As a fund that invests in short-term 1st trust deeds, there are certain parameters the professional investor looks for when making an investment decision. One of the key factors making The Rama Fund stand out from other alternative investment funds is the substantial equity cushion buffering the portfolio. Kassam explains, “All of the loans in our portfolio are in a 1st lien position and our weighted average LTV (loan-to-value) is 42.3%. That means our portfolio has greater than 100% equity coverage which equates to a very high return relative to the risk.” This also leads to questions about what type of properties make up the fund “The vast majority of collateral supporting our loans are income producing properties with an overweighted bias towards multi-family assets,” said O’Shaughnessy.    

ERISA eligible assets (retirement savings, e.g.

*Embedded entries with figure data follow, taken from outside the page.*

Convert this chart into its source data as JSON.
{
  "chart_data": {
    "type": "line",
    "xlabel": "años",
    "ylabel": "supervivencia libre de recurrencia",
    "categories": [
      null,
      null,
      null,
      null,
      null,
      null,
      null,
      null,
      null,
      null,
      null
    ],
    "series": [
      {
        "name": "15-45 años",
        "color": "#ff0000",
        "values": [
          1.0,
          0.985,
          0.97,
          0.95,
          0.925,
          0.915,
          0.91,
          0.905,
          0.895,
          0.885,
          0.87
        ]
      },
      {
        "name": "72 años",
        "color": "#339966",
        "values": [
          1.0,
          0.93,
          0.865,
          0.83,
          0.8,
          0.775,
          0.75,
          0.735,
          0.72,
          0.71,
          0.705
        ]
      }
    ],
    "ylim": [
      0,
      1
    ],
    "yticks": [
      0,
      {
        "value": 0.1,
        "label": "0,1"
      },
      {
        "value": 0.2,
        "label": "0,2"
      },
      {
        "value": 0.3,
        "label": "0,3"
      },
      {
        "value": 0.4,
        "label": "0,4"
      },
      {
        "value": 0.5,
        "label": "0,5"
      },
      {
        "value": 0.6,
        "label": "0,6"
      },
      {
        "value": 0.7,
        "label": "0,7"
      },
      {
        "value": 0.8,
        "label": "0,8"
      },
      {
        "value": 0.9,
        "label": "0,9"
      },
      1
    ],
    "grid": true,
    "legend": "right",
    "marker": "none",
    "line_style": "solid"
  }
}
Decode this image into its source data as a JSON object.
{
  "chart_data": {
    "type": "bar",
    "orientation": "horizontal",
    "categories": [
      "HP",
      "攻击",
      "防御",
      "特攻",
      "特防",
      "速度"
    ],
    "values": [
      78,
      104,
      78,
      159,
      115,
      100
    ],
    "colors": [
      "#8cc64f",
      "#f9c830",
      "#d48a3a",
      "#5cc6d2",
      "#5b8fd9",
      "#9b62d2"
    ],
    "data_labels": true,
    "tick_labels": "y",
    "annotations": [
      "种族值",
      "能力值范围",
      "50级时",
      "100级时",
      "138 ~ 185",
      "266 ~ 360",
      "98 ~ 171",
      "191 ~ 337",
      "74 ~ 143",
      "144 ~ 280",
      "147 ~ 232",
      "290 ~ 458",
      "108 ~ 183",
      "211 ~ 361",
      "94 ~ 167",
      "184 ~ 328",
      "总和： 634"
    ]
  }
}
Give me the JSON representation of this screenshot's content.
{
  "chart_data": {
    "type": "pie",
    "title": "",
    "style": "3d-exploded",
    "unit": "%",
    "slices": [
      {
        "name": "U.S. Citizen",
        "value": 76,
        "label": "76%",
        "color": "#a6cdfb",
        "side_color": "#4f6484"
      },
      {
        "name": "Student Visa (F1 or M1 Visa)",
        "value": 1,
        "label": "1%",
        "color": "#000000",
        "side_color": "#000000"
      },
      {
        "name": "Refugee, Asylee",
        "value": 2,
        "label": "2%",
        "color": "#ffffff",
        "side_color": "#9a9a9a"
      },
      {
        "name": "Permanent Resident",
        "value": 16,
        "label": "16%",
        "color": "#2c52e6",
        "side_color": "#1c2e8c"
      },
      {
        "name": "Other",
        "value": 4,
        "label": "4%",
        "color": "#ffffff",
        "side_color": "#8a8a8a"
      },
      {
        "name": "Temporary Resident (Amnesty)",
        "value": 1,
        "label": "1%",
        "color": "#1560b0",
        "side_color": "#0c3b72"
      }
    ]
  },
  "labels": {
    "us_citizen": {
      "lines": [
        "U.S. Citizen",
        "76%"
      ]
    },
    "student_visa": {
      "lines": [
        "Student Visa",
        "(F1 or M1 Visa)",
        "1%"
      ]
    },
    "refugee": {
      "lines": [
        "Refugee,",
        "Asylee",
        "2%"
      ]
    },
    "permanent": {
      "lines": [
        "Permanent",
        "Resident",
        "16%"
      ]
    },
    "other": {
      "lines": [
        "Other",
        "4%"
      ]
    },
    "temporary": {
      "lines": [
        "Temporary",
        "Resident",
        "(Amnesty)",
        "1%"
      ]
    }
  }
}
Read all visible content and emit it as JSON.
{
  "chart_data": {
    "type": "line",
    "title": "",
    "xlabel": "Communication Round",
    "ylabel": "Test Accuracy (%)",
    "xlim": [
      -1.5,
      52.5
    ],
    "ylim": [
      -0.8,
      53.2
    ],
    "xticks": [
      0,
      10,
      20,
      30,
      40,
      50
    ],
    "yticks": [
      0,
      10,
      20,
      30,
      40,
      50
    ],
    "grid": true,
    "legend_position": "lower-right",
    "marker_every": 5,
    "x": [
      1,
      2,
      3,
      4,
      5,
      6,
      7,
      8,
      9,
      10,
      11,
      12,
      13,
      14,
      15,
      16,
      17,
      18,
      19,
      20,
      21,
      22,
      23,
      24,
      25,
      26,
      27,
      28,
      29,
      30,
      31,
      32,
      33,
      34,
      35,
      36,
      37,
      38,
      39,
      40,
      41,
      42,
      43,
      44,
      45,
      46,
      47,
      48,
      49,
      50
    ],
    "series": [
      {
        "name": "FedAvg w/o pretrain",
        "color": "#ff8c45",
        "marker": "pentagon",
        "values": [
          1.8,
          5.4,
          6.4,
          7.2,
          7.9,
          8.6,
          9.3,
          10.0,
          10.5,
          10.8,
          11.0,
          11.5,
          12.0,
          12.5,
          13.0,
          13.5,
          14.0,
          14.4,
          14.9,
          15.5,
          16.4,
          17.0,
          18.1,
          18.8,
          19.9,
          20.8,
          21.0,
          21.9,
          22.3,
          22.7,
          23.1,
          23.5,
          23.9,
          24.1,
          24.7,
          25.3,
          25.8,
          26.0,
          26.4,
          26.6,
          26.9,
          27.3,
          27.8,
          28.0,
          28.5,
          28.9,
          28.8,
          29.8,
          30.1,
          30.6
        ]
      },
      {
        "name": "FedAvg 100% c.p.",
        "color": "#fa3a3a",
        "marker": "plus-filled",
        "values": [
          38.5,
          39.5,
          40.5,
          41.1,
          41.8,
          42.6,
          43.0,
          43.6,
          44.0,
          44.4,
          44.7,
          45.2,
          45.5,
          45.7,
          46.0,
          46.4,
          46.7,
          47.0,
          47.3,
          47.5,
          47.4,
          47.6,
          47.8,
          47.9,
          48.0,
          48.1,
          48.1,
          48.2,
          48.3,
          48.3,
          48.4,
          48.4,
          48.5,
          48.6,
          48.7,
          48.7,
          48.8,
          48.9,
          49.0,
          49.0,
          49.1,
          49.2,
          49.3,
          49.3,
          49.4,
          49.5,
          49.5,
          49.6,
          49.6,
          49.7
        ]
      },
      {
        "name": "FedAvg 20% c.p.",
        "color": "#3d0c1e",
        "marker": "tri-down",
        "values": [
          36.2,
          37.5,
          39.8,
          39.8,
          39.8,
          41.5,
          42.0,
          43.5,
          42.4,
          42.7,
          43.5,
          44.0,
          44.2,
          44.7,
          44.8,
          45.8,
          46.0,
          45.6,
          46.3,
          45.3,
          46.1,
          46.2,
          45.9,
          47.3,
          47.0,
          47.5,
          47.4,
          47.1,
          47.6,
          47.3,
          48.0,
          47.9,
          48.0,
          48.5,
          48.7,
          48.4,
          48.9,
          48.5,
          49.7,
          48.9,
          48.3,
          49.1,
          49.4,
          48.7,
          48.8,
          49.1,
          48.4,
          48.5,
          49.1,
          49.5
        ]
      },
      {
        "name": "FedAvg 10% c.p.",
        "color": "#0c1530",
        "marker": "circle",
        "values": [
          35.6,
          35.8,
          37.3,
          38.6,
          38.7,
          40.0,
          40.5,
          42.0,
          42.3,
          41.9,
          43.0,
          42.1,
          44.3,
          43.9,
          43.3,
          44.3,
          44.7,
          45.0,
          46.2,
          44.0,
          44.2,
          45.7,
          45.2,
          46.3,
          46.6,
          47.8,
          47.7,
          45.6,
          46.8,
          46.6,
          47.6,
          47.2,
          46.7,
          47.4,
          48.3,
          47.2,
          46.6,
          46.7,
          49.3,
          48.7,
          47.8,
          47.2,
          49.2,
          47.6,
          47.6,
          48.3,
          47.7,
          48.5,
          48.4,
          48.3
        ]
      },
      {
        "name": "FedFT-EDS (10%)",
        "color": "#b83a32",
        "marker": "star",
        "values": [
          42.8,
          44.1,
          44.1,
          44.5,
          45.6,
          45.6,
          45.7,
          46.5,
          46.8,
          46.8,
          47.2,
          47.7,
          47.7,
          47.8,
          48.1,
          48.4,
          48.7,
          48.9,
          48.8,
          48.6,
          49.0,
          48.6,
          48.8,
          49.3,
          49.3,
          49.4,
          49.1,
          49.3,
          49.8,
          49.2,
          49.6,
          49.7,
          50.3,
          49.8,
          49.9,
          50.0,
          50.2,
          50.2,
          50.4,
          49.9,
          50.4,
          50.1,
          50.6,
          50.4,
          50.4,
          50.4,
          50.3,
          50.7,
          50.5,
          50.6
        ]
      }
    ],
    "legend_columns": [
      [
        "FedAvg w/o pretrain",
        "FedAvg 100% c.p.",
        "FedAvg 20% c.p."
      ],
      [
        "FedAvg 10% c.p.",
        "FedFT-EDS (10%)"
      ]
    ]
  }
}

IRA’s, 401K’s, etc.) also like to invest in funds. “When you deal with high net-worth individuals taxation is always a consideration. Capacity within The Rama Fund for ERISA accounts is in very high demand because of the limitations associated with tax-deferred accounts,” explains Mr. Kassam.

The Rama Fund offers the benefits of trust deed investing without the barriers to entry traditionally inherent in this asset class, including real estate experience and personal time commitment. Our Fund combines low volatility, preservation of capital, investment transparency, and diversification, while offering attractive returns traditionally associated with higher risk investments.

This release is for information regarding the company only and is not an offer, or a solicitation of an offer, to buy or sell securities mentioned herein.